Valero Energy Corp. AND SUBSIDIARIES
NOTES TO EARNINGS RELEASE

(a) In accordance with United States (U.S.) generally accepted accounting principles (GAAP), we are required to state our inventories at the lower of cost or market. When the market price of our inventory falls below cost, we record a lower of cost or market inventory valuation adjustment to write down the value to market. In subsequent periods, the value of our inventory is reassessed and a lower of cost or market inventory valuation adjustment is recorded to reflect the net change in the inventory valuation reserve between periods. As of June 30, 2016, the market price of our inventory was above cost; therefore, we did not record a lower of cost or market inventory valuation reserve as of June 30, 2016. During the three months ended June 30, 2016, we recorded a change in our inventory valuation reserve that resulted in a noncash benefit of $434 million and $20 million attributable to our refining segment and ethanol segment, respectively. During the six months ended June 30, 2016, we recorded a change in our inventory valuation reserve that resulted in a noncash benefit of $697 million and $50 million attributable to our refining segment and ethanol segment, respectively.

(b) In June 2016, the Government of Aruba (GOA) entered into definitive agreements with an unrelated third party that provide for such third party to lease the Aruba Refinery and Aruba Terminal from the GOA, restart and operate the Aruba Refinery, and operate the Aruba Terminal. Because of this development, we believe that it is more likely than not that we will ultimately transfer ownership of the Aruba Refinery and Aruba Terminal to the GOA and settle our obligations under various agreements with the GOA. Therefore, we evaluated the Aruba Terminal for potential impairment as of June 30, 2016 and concluded that it was impaired. We further determined that the Aruba Terminal’s carrying value of $56 million was not recoverable and we wrote off the entire amount, resulting in an asset impairment loss of $56 million related to our refining segment in the three and six months ended June 30, 2016. No income tax benefit was recorded for this asset impairment loss as we do not expect to realize a tax benefit.

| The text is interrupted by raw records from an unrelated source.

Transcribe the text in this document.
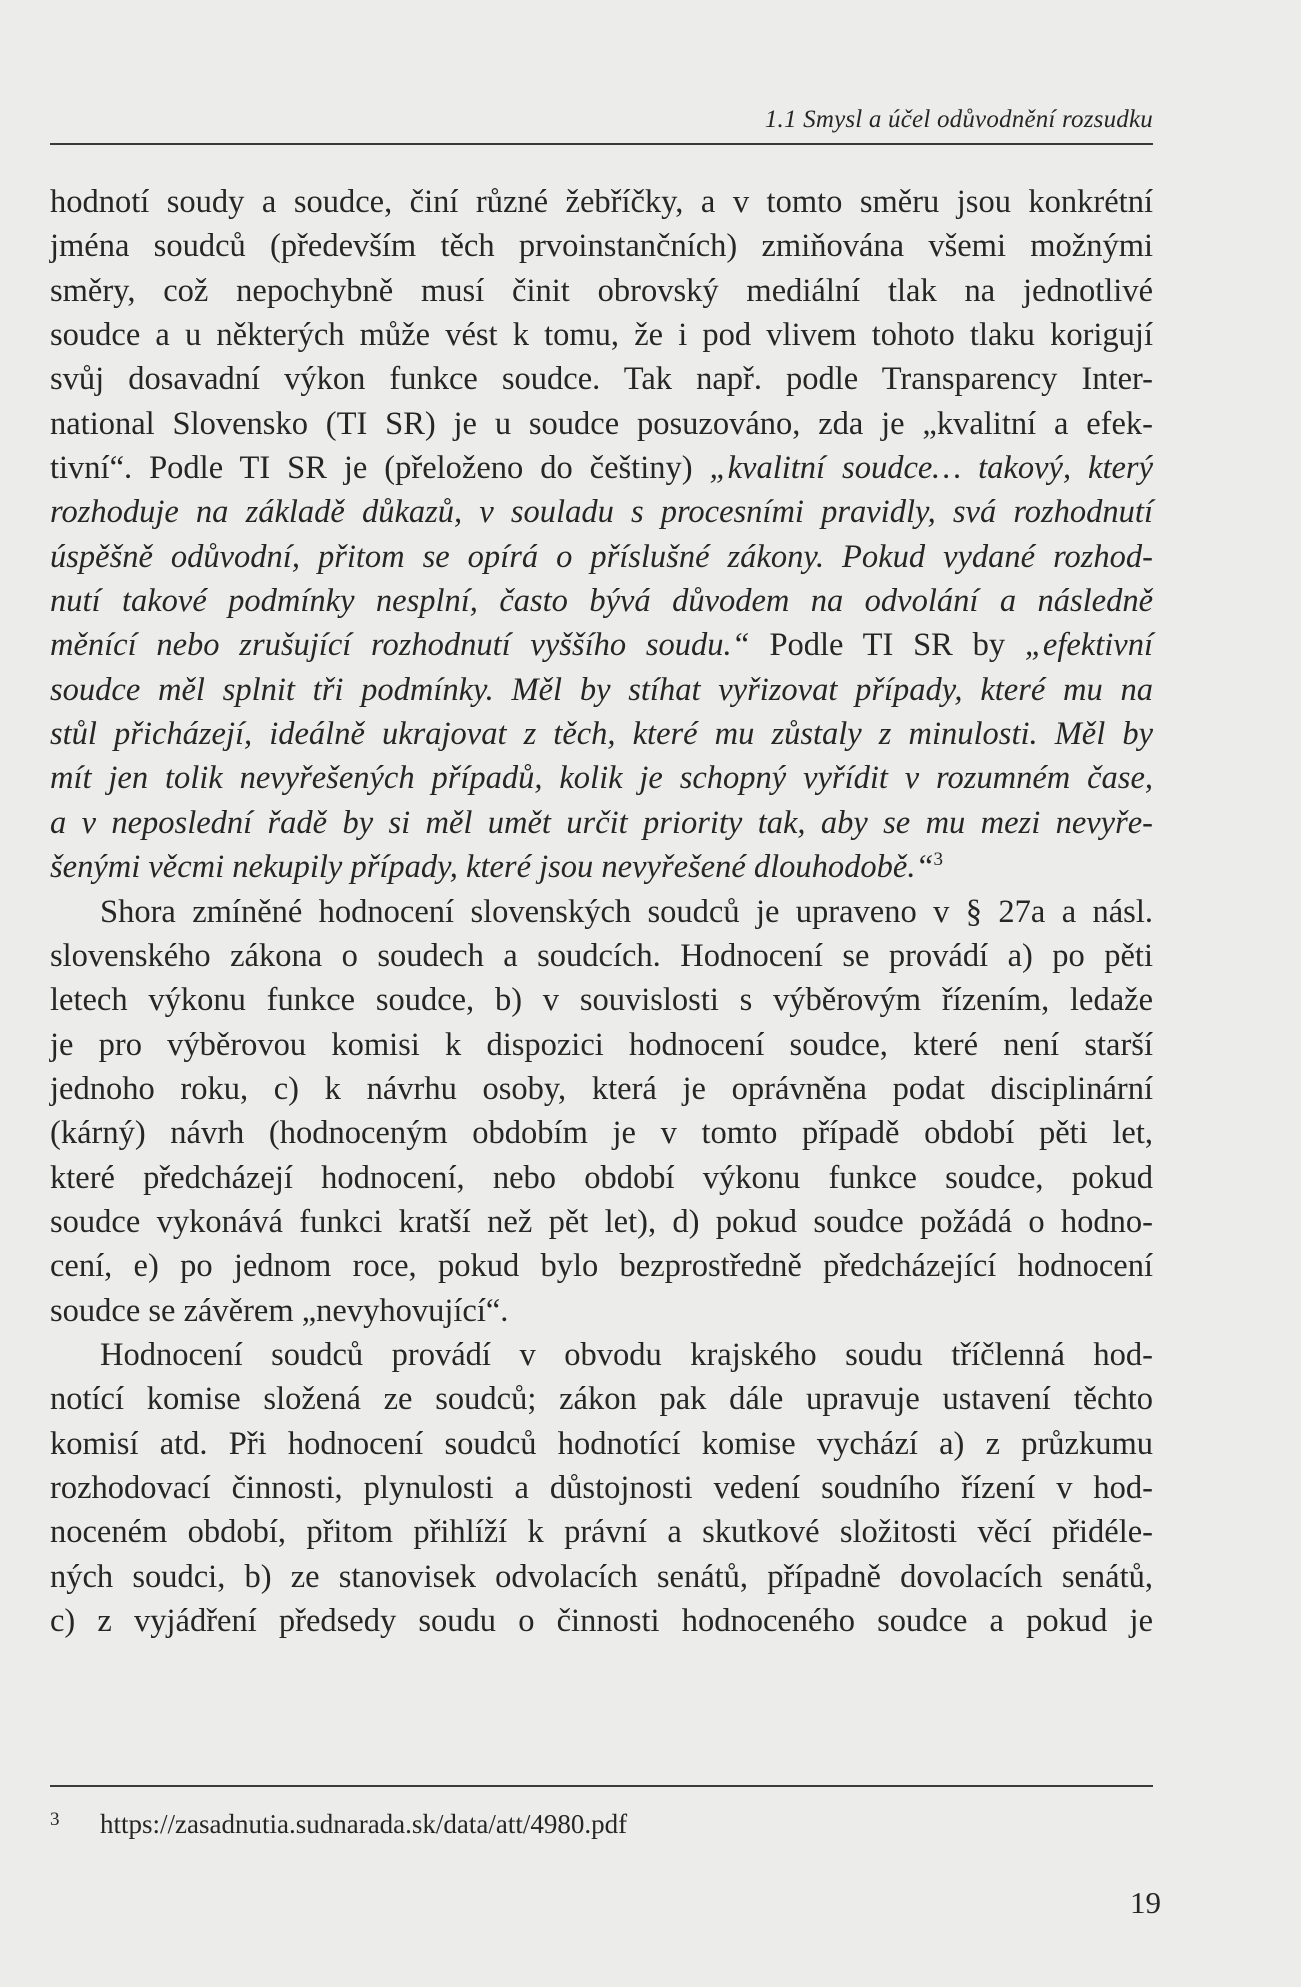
1.1 Smysl a účel odůvodnění rozsudku
hodnotí soudy a soudce, činí různé žebříčky, a v tomto směru jsou konkrétní
jména soudců (především těch prvoinstančních) zmiňována všemi možnými
směry, což nepochybně musí činit obrovský mediální tlak na jednotlivé
soudce a u některých může vést k tomu, že i pod vlivem tohoto tlaku korigují
svůj dosavadní výkon funkce soudce. Tak např. podle Transparency Inter-
national Slovensko (TI SR) je u soudce posuzováno, zda je „kvalitní a efek-
tivní“. Podle TI SR je (přeloženo do češtiny) „kvalitní soudce… takový, který
rozhoduje na základě důkazů, v souladu s procesními pravidly, svá rozhodnutí
úspěšně odůvodní, přitom se opírá o příslušné zákony. Pokud vydané rozhod-
nutí takové podmínky nesplní, často bývá důvodem na odvolání a následně
měnící nebo zrušující rozhodnutí vyššího soudu.“ Podle TI SR by „efektivní
soudce měl splnit tři podmínky. Měl by stíhat vyřizovat případy, které mu na
stůl přicházejí, ideálně ukrajovat z těch, které mu zůstaly z minulosti. Měl by
mít jen tolik nevyřešených případů, kolik je schopný vyřídit v rozumném čase,
a v neposlední řadě by si měl umět určit priority tak, aby se mu mezi nevyře-
šenými věcmi nekupily případy, které jsou nevyřešené dlouhodobě.“$^3$
Shora zmíněné hodnocení slovenských soudců je upraveno v § 27a a násl.
slovenského zákona o soudech a soudcích. Hodnocení se provádí a) po pěti
letech výkonu funkce soudce, b) v souvislosti s výběrovým řízením, ledaže
je pro výběrovou komisi k dispozici hodnocení soudce, které není starší
jednoho roku, c) k návrhu osoby, která je oprávněna podat disciplinární
(kárný) návrh (hodnoceným obdobím je v tomto případě období pěti let,
které předcházejí hodnocení, nebo období výkonu funkce soudce, pokud
soudce vykonává funkci kratší než pět let), d) pokud soudce požádá o hodno-
cení, e) po jednom roce, pokud bylo bezprostředně předcházející hodnocení
soudce se závěrem „nevyhovující“.
Hodnocení soudců provádí v obvodu krajského soudu tříčlenná hod-
notící komise složená ze soudců; zákon pak dále upravuje ustavení těchto
komisí atd. Při hodnocení soudců hodnotící komise vychází a) z průzkumu
rozhodovací činnosti, plynulosti a důstojnosti vedení soudního řízení v hod-
noceném období, přitom přihlíží k právní a skutkové složitosti věcí přidéle-
ných soudci, b) ze stanovisek odvolacích senátů, případně dovolacích senátů,
c) z vyjádření předsedy soudu o činnosti hodnoceného soudce a pokud je
3 https://zasadnutia.sudnarada.sk/data/att/4980.pdf
19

(c) Defined terms are as follows:

  • Adjusted net income attributable to Valero Energy Corp. stockholders is defined as net income attributable to Valero Energy Corp. stockholders excluding the lower of cost or market inventory valuation adjustment, its related income tax effect, and the asset impairment loss.
  • Adjusted earnings per common share – assuming dilution is defined as adjusted net income attributable to Valero Energy Corp. stockholders divided by the number of weighted average shares outstanding in the applicable period, assuming dilution.
  • Gross margin is defined as operating income excluding lower of cost or market inventory valuation adjustment, operating expenses, depreciation and amortization expense, and asset impairment loss.
  • Adjusted operating income is defined as operating income excluding lower of cost or market inventory valuation adjustment and asset impairment loss.

These terms are not defined under U.S. GAAP and are considered non-GAAP measures. Management has defined these terms and believes that the presentation of the associated measures are useful to external users of our financial statements, such as industry analysts, investors, lenders, and rating agencies, to assess our ongoing financial performance that, when reconciled to their most comparable U.S. GAAP measures, provide improved comparability between periods through the exclusion of certain items that management believes are not indicative of our core operating performance and that may obscure underlying business results and trends.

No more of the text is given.